Cerebral palsy affects movement from birth
Cerebral palsy (CP) is the most common motor disability in children worldwide, affecting roughly 2 to 3 out of every 1,000 births. It results from damage to the developing brain — usually before or during birth — that affects a child's ability to control their muscles and movements.
Children with CP often struggle with walking, balance, coordination, and strength. These challenges can affect their independence, their ability to participate in school, and their quality of life. Physical therapy and exercise are central to managing CP, but until now, there has been no clear guidance on exactly how much exercise produces the best results.
More exercise isn't always better
The old thinking was relatively simple: more therapy equals better outcomes. Physical therapy schedules were often driven by what insurance covered or what a clinic could offer — not necessarily by what the evidence showed was optimal.
But here's the twist — this new analysis found that exercise improvement follows an inverted U-shape. Outcomes improve as exercise dose increases up to a point, then plateau, and may even decline at very high doses. There is a sweet spot — and going beyond it doesn't help.
How exercise dose was measured
Researchers translated different types of exercise into a common unit called METs × minutes per week. METs (metabolic equivalents) measure how intense an activity is — walking is about 3 METs, while vigorous exercise is 6 or more. Multiplying intensity by duration gives a total dose.
This is a bit like measuring medication in milligrams. You wouldn't just say "take some ibuprofen" — you'd specify 200 mg or 400 mg. The same precision now applies to exercise for children with CP.
The study measured motor outcomes using the Gross Motor Function Measure (GMFM) — a validated tool that tracks how well children can roll, sit, crawl, stand, and walk.
What 20 trials revealed together
The review included 20 randomized controlled trials of exercise in children and adolescents with CP. Most trials tested aerobic exercise, body control training (such as balance and coordination work), or resistance training.
Overall, exercise improved motor function with a small to moderate effect. But the dose-response curve told a more detailed story.
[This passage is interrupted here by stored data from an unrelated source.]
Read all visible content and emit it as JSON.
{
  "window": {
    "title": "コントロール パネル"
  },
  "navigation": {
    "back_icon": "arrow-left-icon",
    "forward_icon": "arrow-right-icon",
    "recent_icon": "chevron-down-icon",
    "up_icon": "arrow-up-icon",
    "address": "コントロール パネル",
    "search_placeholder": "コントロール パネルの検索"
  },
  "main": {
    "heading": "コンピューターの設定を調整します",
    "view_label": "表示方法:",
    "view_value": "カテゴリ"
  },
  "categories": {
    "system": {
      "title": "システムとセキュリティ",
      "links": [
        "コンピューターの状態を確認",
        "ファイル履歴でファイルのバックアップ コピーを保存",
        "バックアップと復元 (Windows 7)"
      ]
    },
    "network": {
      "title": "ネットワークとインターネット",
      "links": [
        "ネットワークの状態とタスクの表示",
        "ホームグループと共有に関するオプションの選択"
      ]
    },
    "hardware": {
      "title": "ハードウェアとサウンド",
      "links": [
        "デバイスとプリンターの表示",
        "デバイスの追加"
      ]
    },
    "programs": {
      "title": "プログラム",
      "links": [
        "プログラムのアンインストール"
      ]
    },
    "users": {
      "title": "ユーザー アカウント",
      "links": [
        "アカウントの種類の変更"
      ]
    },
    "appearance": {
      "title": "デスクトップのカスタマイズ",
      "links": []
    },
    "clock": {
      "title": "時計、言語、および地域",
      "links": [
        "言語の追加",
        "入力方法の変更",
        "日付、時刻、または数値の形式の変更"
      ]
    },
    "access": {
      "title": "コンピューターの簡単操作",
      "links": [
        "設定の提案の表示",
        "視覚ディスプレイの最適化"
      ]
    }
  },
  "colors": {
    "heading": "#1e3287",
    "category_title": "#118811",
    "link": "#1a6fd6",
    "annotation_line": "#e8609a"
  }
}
The best overall results appeared at doses between 330 and 560 METs × minutes per week — roughly equivalent to moderate-intensity activity for 60 to 90 minutes per day, five days a week.
More exercise beyond that range did not produce better results — and for some exercise types, higher doses actually led to smaller improvements.
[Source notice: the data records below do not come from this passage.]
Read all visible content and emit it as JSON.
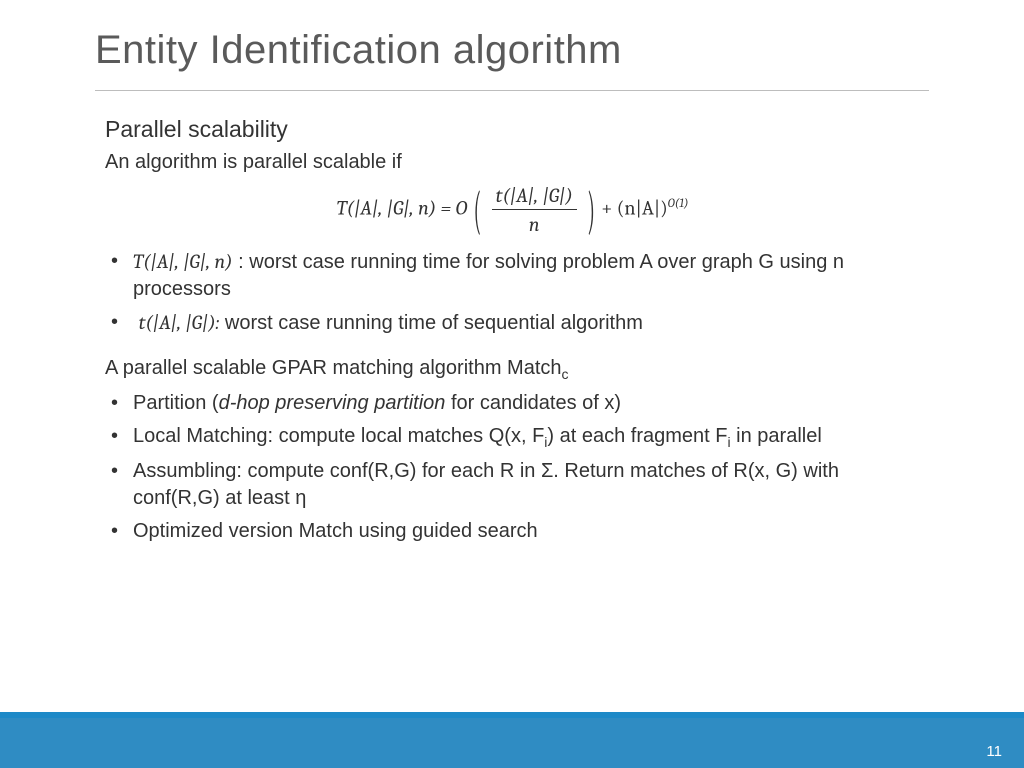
{
  "title": "Entity Identification algorithm",
  "subhead": "Parallel scalability",
  "intro": "An algorithm is parallel scalable if",
  "equation": {
    "lhs": "T(|A|, |G|, n) = O",
    "num": "t(|A|, |G|)",
    "den": "n",
    "tail_base": "+ (n|A|)",
    "tail_exp": "O(1)"
  },
  "bullets_a": [
    {
      "math": "T(|A|, |G|, n)",
      "after": " : worst case running time for solving problem A over graph G using n processors"
    },
    {
      "math": "t(|A|, |G|):",
      "after": " worst case running time of sequential algorithm"
    }
  ],
  "second_head_pre": "A parallel scalable GPAR matching algorithm Match",
  "second_head_sub": "c",
  "bullets_b": {
    "b1_pre": "Partition (",
    "b1_em": "d-hop preserving partition",
    "b1_post": " for candidates of x)",
    "b2_pre": "Local Matching: compute local matches Q(x, F",
    "b2_sub1": "i",
    "b2_mid": ") at each fragment F",
    "b2_sub2": "i",
    "b2_post": "  in parallel",
    "b3": "Assumbling: compute conf(R,G) for each R in Σ. Return matches of R(x, G) with conf(R,G) at least η",
    "b4": "Optimized version Match using guided search"
  },
  "page_number": "11"
}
Not all exercise types work the same way
Body control training — activities like balance exercises, coordination drills, and postural training — produced the most consistent, stable improvements at around 330 METs × minutes per week. This type of training targets the specific motor challenges children with CP face most directly.
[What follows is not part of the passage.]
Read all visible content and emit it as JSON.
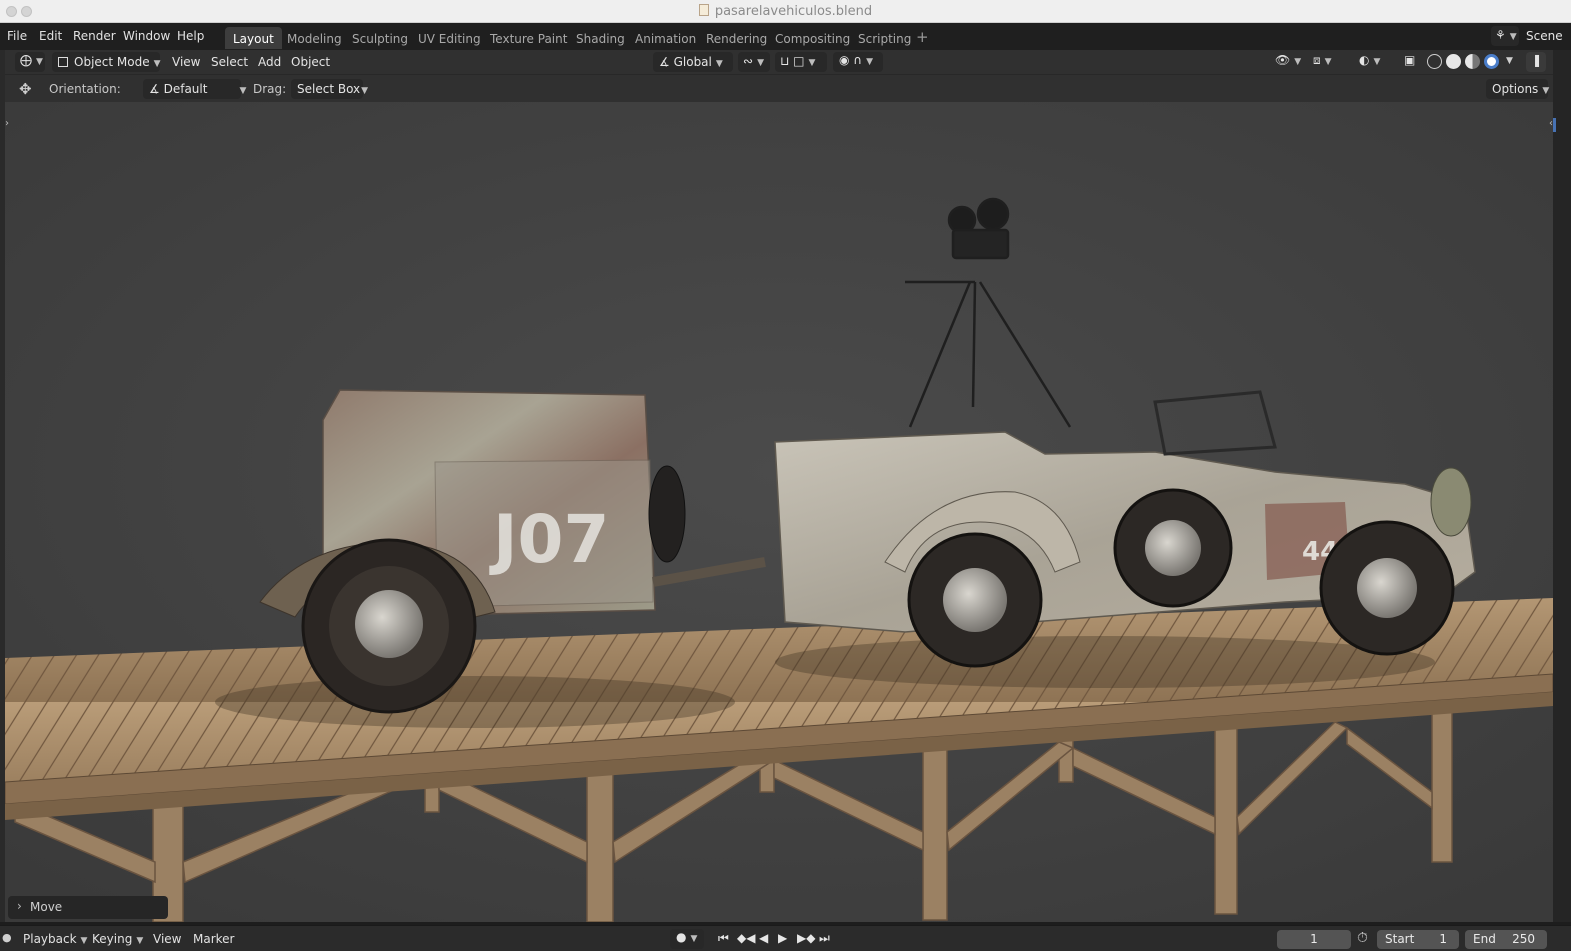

Aerobic exercise and resistance training also showed benefits, but those benefits were less consistent and began to decline at higher doses. This is an important finding for therapists and families designing weekly schedules.
If your child has cerebral palsy and is in a physical therapy program, this research gives you a useful framework for conversations with their therapist. The question isn't just "how many minutes of therapy" but also what kind and at what intensity.
Body control training at moderate doses appears to offer the most reliable benefit. Ask your child's physical therapist whether their current program aligns with these dose ranges — and whether the type of exercise being prioritized matches what the evidence now suggests.
This research does not replace individualized clinical judgment. Every child with CP has a different level of function and different needs. But it gives therapists and families a more evidence-based starting point.
The review included only 20 trials, and many of those trials varied significantly in how they reported exercise doses — making direct comparisons difficult. Evidence certainty was rated as moderate. The analysis also could not account for individual differences in CP severity, age, or specific motor challenges. Larger, multicenter trials with standardized dose reporting are needed before these findings fully shape clinical guidelines.
Researchers are calling for larger, better-designed trials that report exercise doses in standardized units — so future reviews can be even more precise. The goal is to eventually build personalized exercise prescriptions for children with CP based on their individual motor profile, CP subtype, and functional level. That level of precision is still ahead, but this review brings the field meaningfully closer to understanding what "the right dose" actually looks like.